Awards and highlights
- First-team All-Big Ten (1973);
- Stats at Pro Football Reference

= Clint Haslerig =

American football player (born 1952)

Clinton Edward Haslerig (Pronounced: HAZEL-rig) (born April 9, 1952) is an American former professional football player who was a wide receiver in the National Football League (NFL). He played college football for the Michigan Wolverines from 1971 to 1973 and in the NFL from 1974 to 1976 for the Chicago Bears, Buffalo Bills, Minnesota Vikings, and New York Jets.

==Early life==
Clint Haslerig was born in Cincinnati, Ohio, and attended St. Xavier High School. He was a star athlete for St. Xavier in football and track and was inducted into the school's Hall of Fame in 1991. In the profile of Haserlig written at the time of his induction into the Hall of Fame, the author noted, "This man was a physically imposing specimen who had tremendous speed and strength." In track, he ran the 880 relay. As a junior, he caught 20 passes as the split end for the only undefeated football team in St. Xavier history. He graduated in 1970.

==College football==
He played college football as a wingback and flanker for the University of Michigan from 1971 to 1973. He was a starter for the 1972 and 1973 Michigan Wolverines football teams that compiled a record of 10–1–1.

During his football career at Michigan, Haslerig totaled 856 all-purpose yards, including 434 receiving yards, 256 rushing yards, and 167 yards on kickoff returns. His longest gains for Michigan both came against Purdue — a 52-yard reception in 1972 and a 41-yard reception in 1973.

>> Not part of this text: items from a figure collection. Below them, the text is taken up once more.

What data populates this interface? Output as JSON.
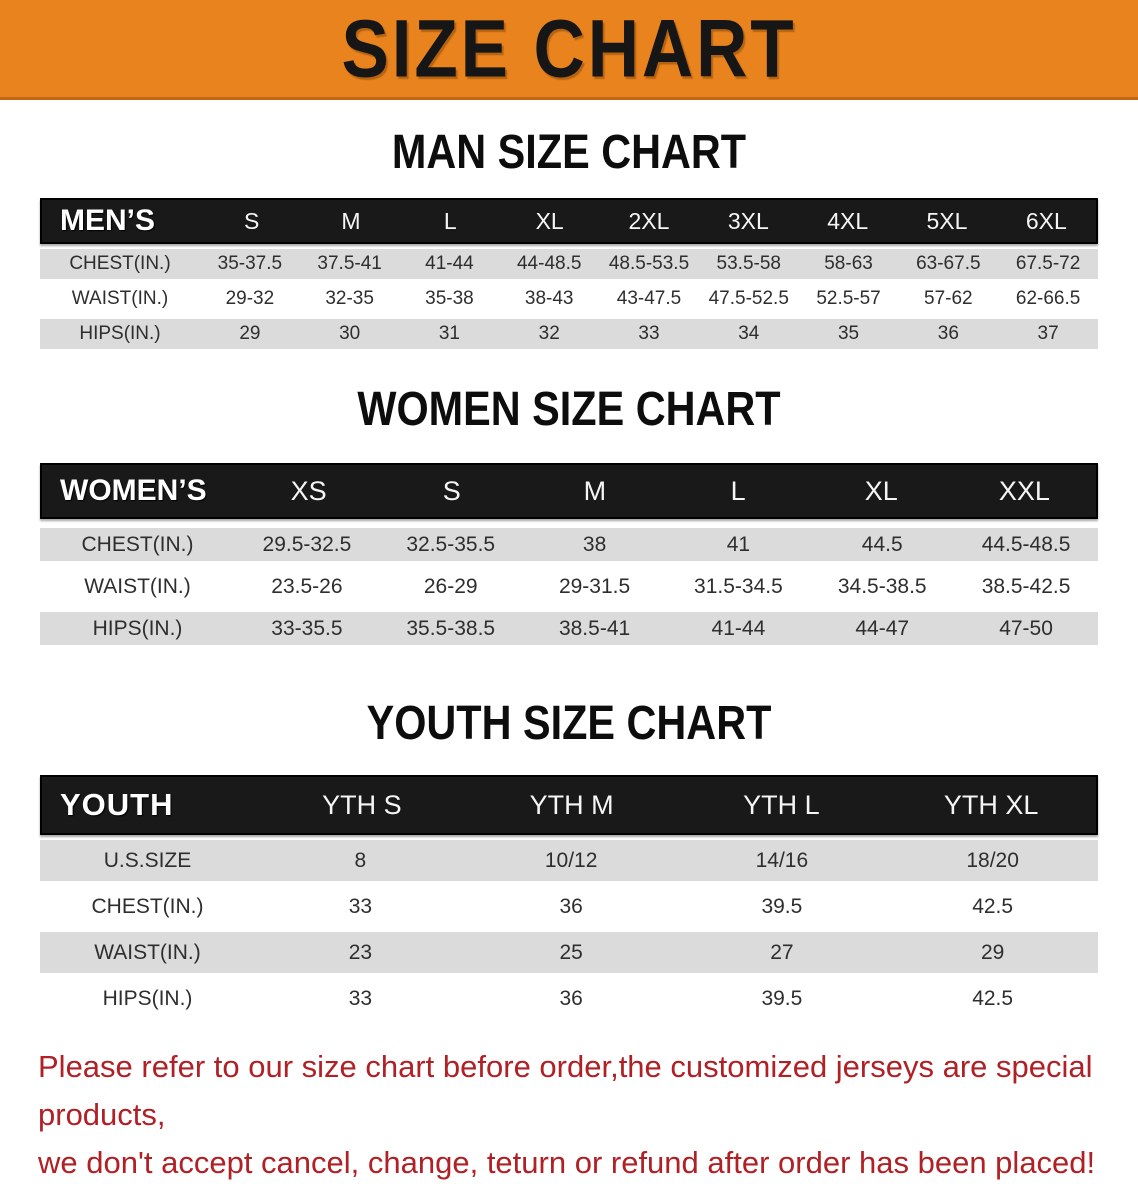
{
  "banner": {
    "title": "SIZE CHART",
    "bg_color": "#E8831E",
    "text_color": "#161616"
  },
  "sections": [
    {
      "heading": "MAN SIZE CHART",
      "table": {
        "header_label": "MEN’S",
        "columns": [
          "S",
          "M",
          "L",
          "XL",
          "2XL",
          "3XL",
          "4XL",
          "5XL",
          "6XL"
        ],
        "rows": [
          {
            "label": "CHEST(IN.)",
            "values": [
              "35-37.5",
              "37.5-41",
              "41-44",
              "44-48.5",
              "48.5-53.5",
              "53.5-58",
              "58-63",
              "63-67.5",
              "67.5-72"
            ]
          },
          {
            "label": "WAIST(IN.)",
            "values": [
              "29-32",
              "32-35",
              "35-38",
              "38-43",
              "43-47.5",
              "47.5-52.5",
              "52.5-57",
              "57-62",
              "62-66.5"
            ]
          },
          {
            "label": "HIPS(IN.)",
            "values": [
              "29",
              "30",
              "31",
              "32",
              "33",
              "34",
              "35",
              "36",
              "37"
            ]
          }
        ]
      }
    },
    {
      "heading": "WOMEN SIZE CHART",
      "table": {
        "header_label": "WOMEN’S",
        "columns": [
          "XS",
          "S",
          "M",
          "L",
          "XL",
          "XXL"
        ],
        "rows": [
          {
            "label": "CHEST(IN.)",
            "values": [
              "29.5-32.5",
              "32.5-35.5",
              "38",
              "41",
              "44.5",
              "44.5-48.5"
            ]
          },
          {
            "label": "WAIST(IN.)",
            "values": [
              "23.5-26",
              "26-29",
              "29-31.5",
              "31.5-34.5",
              "34.5-38.5",
              "38.5-42.5"
            ]
          },
          {
            "label": "HIPS(IN.)",
            "values": [
              "33-35.5",
              "35.5-38.5",
              "38.5-41",
              "41-44",
              "44-47",
              "47-50"
            ]
          }
        ]
      }
    },
    {
      "heading": "YOUTH SIZE CHART",
      "table": {
        "header_label": "YOUTH",
        "columns": [
          "YTH S",
          "YTH M",
          "YTH L",
          "YTH XL"
        ],
        "rows": [
          {
            "label": "U.S.SIZE",
            "values": [
              "8",
              "10/12",
              "14/16",
              "18/20"
            ]
          },
          {
            "label": "CHEST(IN.)",
            "values": [
              "33",
              "36",
              "39.5",
              "42.5"
            ]
          },
          {
            "label": "WAIST(IN.)",
            "values": [
              "23",
              "25",
              "27",
              "29"
            ]
          },
          {
            "label": "HIPS(IN.)",
            "values": [
              "33",
              "36",
              "39.5",
              "42.5"
            ]
          }
        ]
      }
    }
  ],
  "disclaimer": {
    "line1": "Please refer to our size chart before order,the customized jerseys are special products,",
    "line2": "we don't accept cancel, change, teturn or refund after order has been placed!",
    "color": "#B02025"
  }
}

In the fourth quarter of the 1972 Ohio State game, Haslerig caught a three-yard pass from Dennis Franklin for a two-point conversion. With 43 seconds remaining in the same game, Haslerig caught a pass at the Ohio State 11-yard-line to set up a possible winning touchdown, but the Wolverines failed to convert and lost 14–11. In his final game for Michigan, he caught five passes for 64 yards in 10–10 tie against Ohio State in 1973. After his final game, The Michigan Daily asked, "Who can forget wingback Clint Haslerig and those perfect pass patterns he ran? Certainly not the Ohio secondary." He was selected as an All-Big Ten player in 1973.

==Professional football==
Haslerig later played professional football for three seasons for the Chicago Bears (1974), Buffalo Bills (1974–1975), Minnesota Vikings (1975), and New York Jets (1976). He appeared in 26 NFL games, mostly on special teams. He also had two pass receptions for 28 yards, both during his tenure with the Vikings in 1975.

==Later life==
As of 1991, Haslerig was living in California and working as a partner in a consulting firm. He also served as the National Director of Communications and Marketing for the National Alliance of African American Athletes.